Bref, une entreprise offrant la possibilité de télétravailler semble avoir beaucoup à y gagner, ne serait-ce que par rapport au bien-être de ses employés. Il faut bien sûr que le management ait confiance en ses collaborateurs!

Faut-il pour autant avoir recours intensément au travail à domicile? Je ne crois pas. Pour l’avoir pratiqué à outrance il y a quelques années, je sais que s’il est bon d’être chez soi, de pouvoir aller faire un petit footing le matin avant de travailler, tout en atteignant ses objectifs, j’ai aussi ressenti un certain « manque d’appartenance ». Appartenance à une entreprise, appartenance à un groupe, appartenance à un lieu. On a besoin de se sentir appartenir à quelque chose, et de voir ses collègues.

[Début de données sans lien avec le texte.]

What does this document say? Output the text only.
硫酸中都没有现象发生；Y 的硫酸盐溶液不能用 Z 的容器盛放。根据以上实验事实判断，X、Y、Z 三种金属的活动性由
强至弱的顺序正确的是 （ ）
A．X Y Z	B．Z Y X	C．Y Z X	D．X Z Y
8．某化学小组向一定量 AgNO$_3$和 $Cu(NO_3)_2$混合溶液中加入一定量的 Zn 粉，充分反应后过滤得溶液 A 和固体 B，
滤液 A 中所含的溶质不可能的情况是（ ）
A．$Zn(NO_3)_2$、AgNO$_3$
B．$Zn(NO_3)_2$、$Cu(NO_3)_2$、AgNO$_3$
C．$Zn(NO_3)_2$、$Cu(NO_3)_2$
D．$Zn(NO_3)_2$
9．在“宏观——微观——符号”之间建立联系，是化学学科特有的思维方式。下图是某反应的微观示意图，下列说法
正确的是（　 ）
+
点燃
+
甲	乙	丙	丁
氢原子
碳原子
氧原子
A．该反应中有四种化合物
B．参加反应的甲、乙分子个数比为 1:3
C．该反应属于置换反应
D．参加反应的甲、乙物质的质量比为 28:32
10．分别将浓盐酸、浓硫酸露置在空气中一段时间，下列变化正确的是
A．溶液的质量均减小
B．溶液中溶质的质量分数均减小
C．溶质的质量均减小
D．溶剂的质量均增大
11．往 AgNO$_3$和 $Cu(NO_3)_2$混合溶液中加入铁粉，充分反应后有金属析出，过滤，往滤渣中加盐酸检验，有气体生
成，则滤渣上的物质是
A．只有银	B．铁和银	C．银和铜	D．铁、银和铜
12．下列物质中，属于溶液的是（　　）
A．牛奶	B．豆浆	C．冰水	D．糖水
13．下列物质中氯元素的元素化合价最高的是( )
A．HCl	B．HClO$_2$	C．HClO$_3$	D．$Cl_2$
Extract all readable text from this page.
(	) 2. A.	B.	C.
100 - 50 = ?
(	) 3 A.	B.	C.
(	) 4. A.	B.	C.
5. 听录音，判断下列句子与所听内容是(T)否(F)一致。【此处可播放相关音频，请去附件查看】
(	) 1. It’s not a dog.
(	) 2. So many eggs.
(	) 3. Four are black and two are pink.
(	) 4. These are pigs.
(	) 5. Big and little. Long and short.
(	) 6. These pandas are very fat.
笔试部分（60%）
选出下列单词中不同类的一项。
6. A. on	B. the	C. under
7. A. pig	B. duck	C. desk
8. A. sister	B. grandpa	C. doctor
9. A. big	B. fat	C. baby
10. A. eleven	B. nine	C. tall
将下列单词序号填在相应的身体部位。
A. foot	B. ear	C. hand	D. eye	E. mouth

Il doit donc y avoir un juste milieu. Autant il serait dommage, étant donnée la technologie à disposition, de ne pas profiter des possibilités de télétravail; autant abuser de ce mode d’organisation du travail peut mener à des effets non désirés. Ma question est: comment situer ce juste milieu? S’agit-il d’un nombre de jours ou d’heures de télétravail idéal? Doit-on déterminer le télétravail en fonction de la nature du travail à réaliser ou de la personnalité des collaborateurs? Un manager peut-il se permettre de faire travailler ses collaborateurs à domicile et risquer ainsi d’attiser la jalousie dans d’autres départements?